The report, however, an amalgam of industry data and research along with consumer and business-to-business surveys, noted that the sports and fitness industry slowed at less than half the rate of general economic decline in 2009. Additionally, the report projected that industry sales will rebound in 2010 between 2 percent and 4.5 percent, outpacing the 2 percent growth projected for the overall U.S. economy.

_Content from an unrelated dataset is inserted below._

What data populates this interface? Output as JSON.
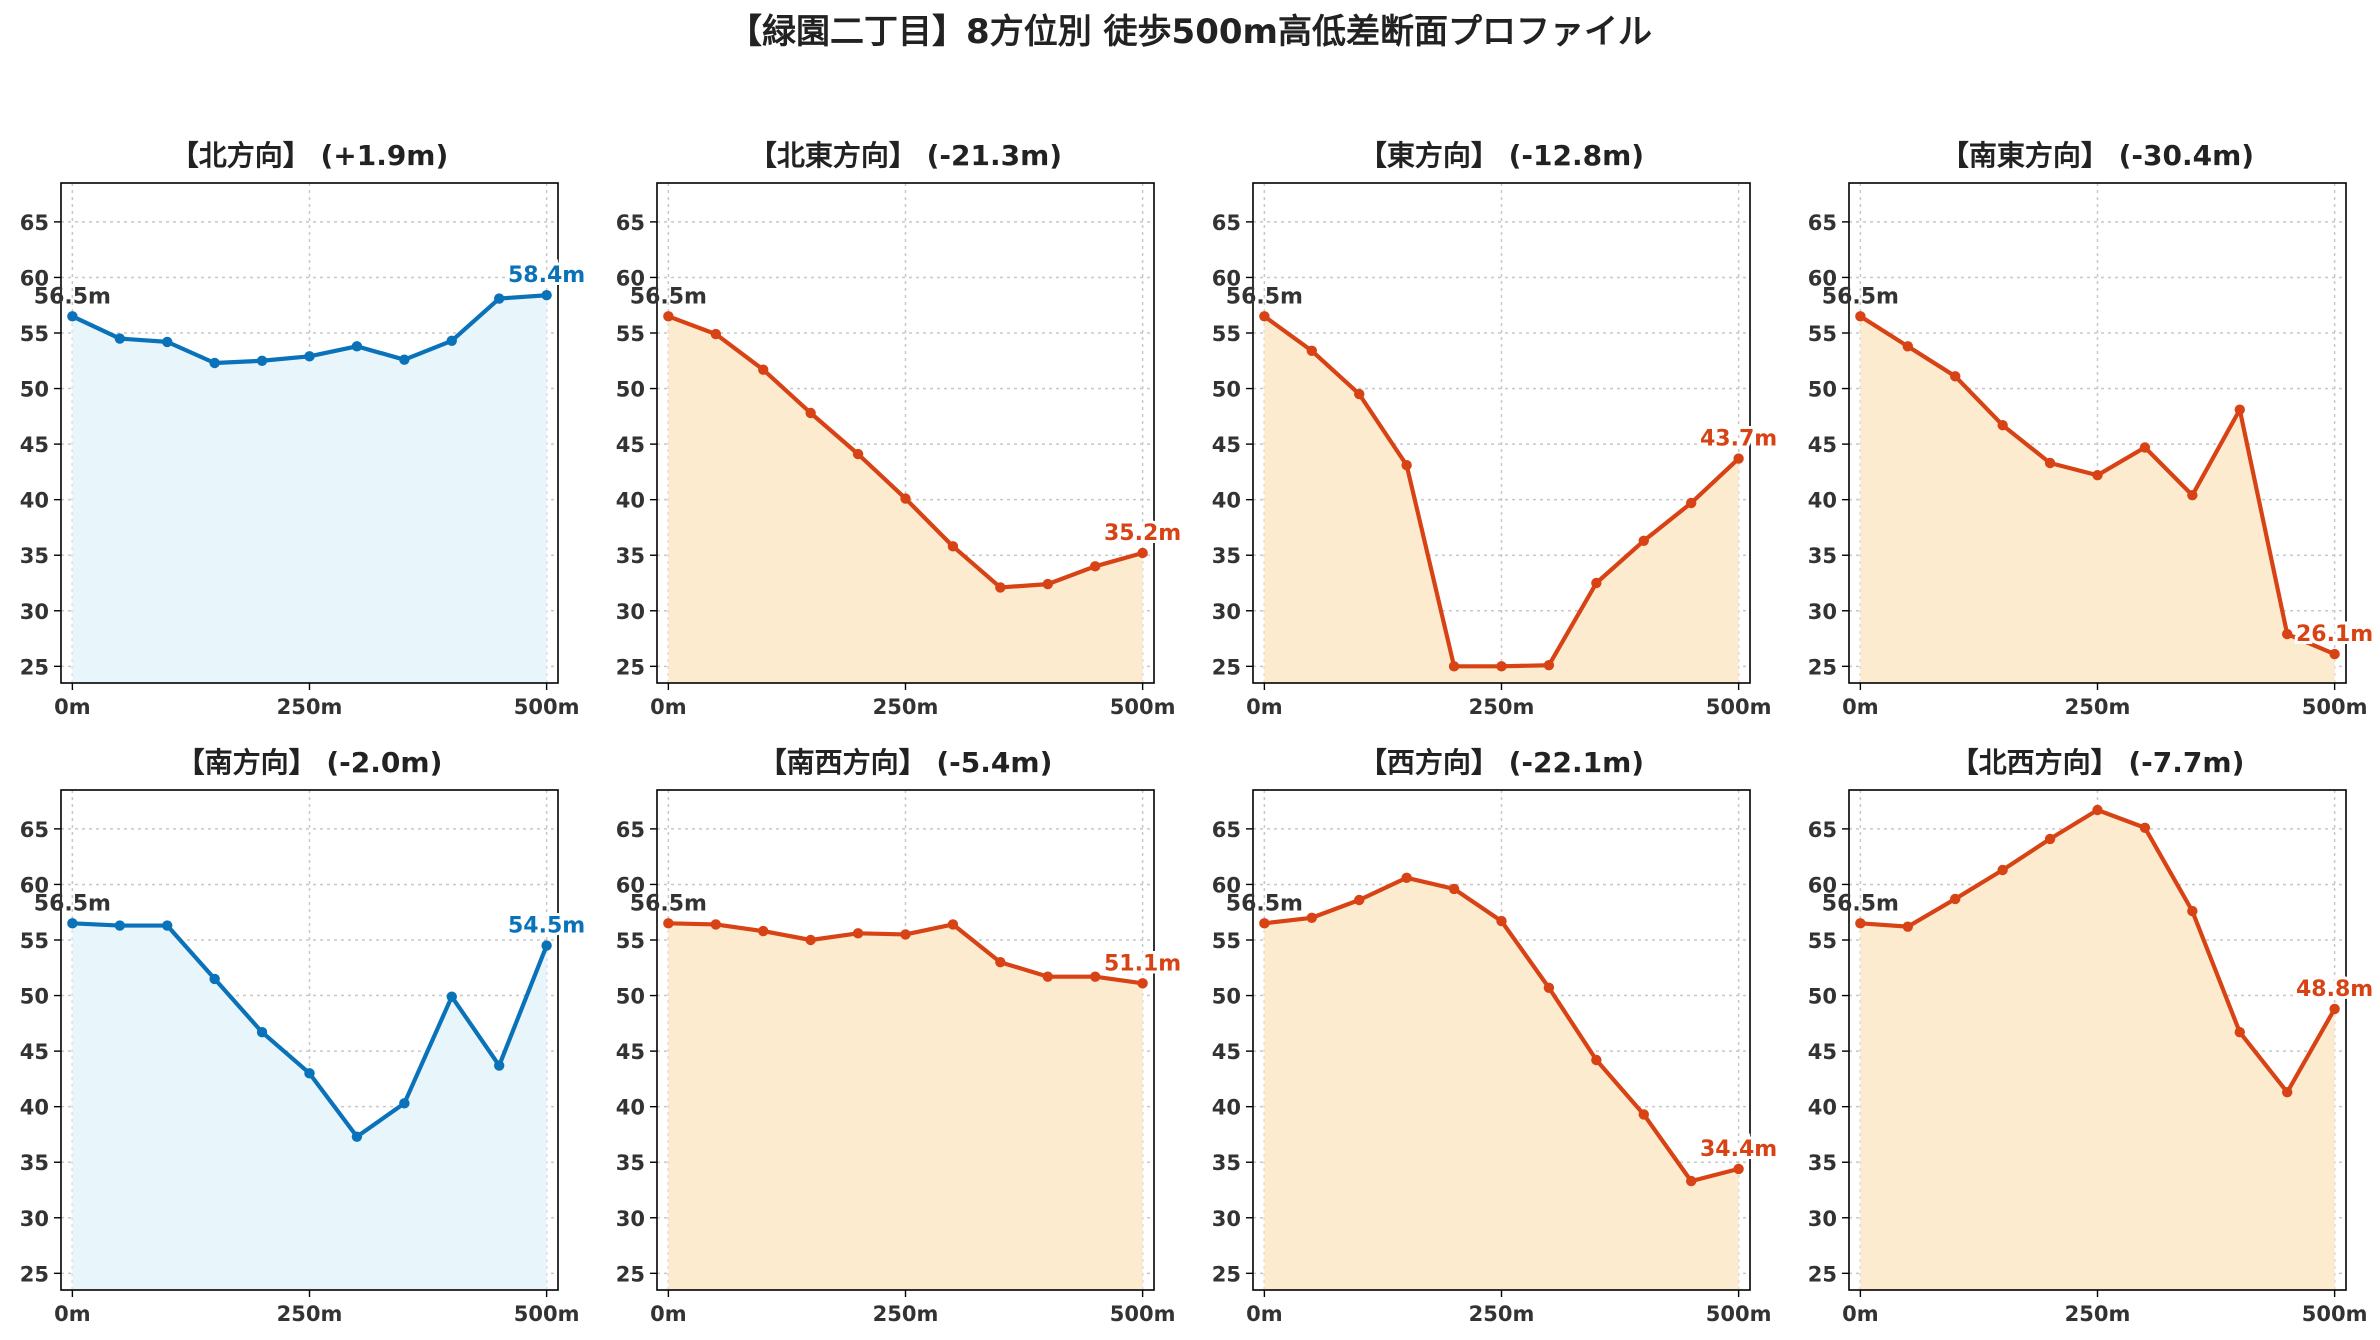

More than 63 percent of industry executives surveyed for the report said they expected sales to increase this year; only 8 percent predicted sales declines.

Activities most likely to generate sales growth or decline
HOT
Lacrosse 50%
Football 25%
Fitness walking 21%
Aerobic training 18%
Fitness cycling 18%
NOT
Golf 42%
Roller/Street hockey 21%
Paintball 21%
Baseball 21%
Billiards 17%
To read: 50 percent of those surveyed picked lacrosse as the sport most likely to generate sales growth; 42 percent cited golf as the sport most likely to generate sales decline.
Survey base: A panel of 60 industry experts, primarily retailers and manufacturers.
Source: SGMA State of the Industry Report 2010

“We’ve gone from a year of doubt, where big retailers and manufacturers responded early with personnel cuts, to some cautious optimism,” said SGMA President and CEO Tom Cove. “We’ve learned that we’re not as discretionary a spend as luxury goods, but we’re still tied to the economy. The key factors to the rebound will be how much consumers’ definition of value has changed and, on the industry side, what the ‘new normal’ is, as far as how much inventory it’s appropriate to have on hand.”

Among leading categories, sports apparel sales dropped 5 percent, from $29.6 billion to $28.1 billion; the overall sports equipment sector dropped 2.4 percent, from $20.8 billion to $20.2 billion; athletic footwear declined 0.8 percent, to $12.268 billion; licensed product sales plummeted 13.8 percent; exercise equipment declined marginally, from $4.2 billion to $4.1 billion.

Among the few sports seeing increases in equipment sales were camping, football, soccer and martial arts.

Lacrosse was named the “hottest growth sport,” followed by football and fitness walking. Running, named last year’s third-hottest sport, fell to ninth.

Sales of golf clubs and accessories fell 11.4 percent to $2.48 billion, somewhat more than a 5.1 percent decline in golf participation would bring about. Sales of tennis equipment dipped 6.2 percent, while the sport’s participation numbers were flat.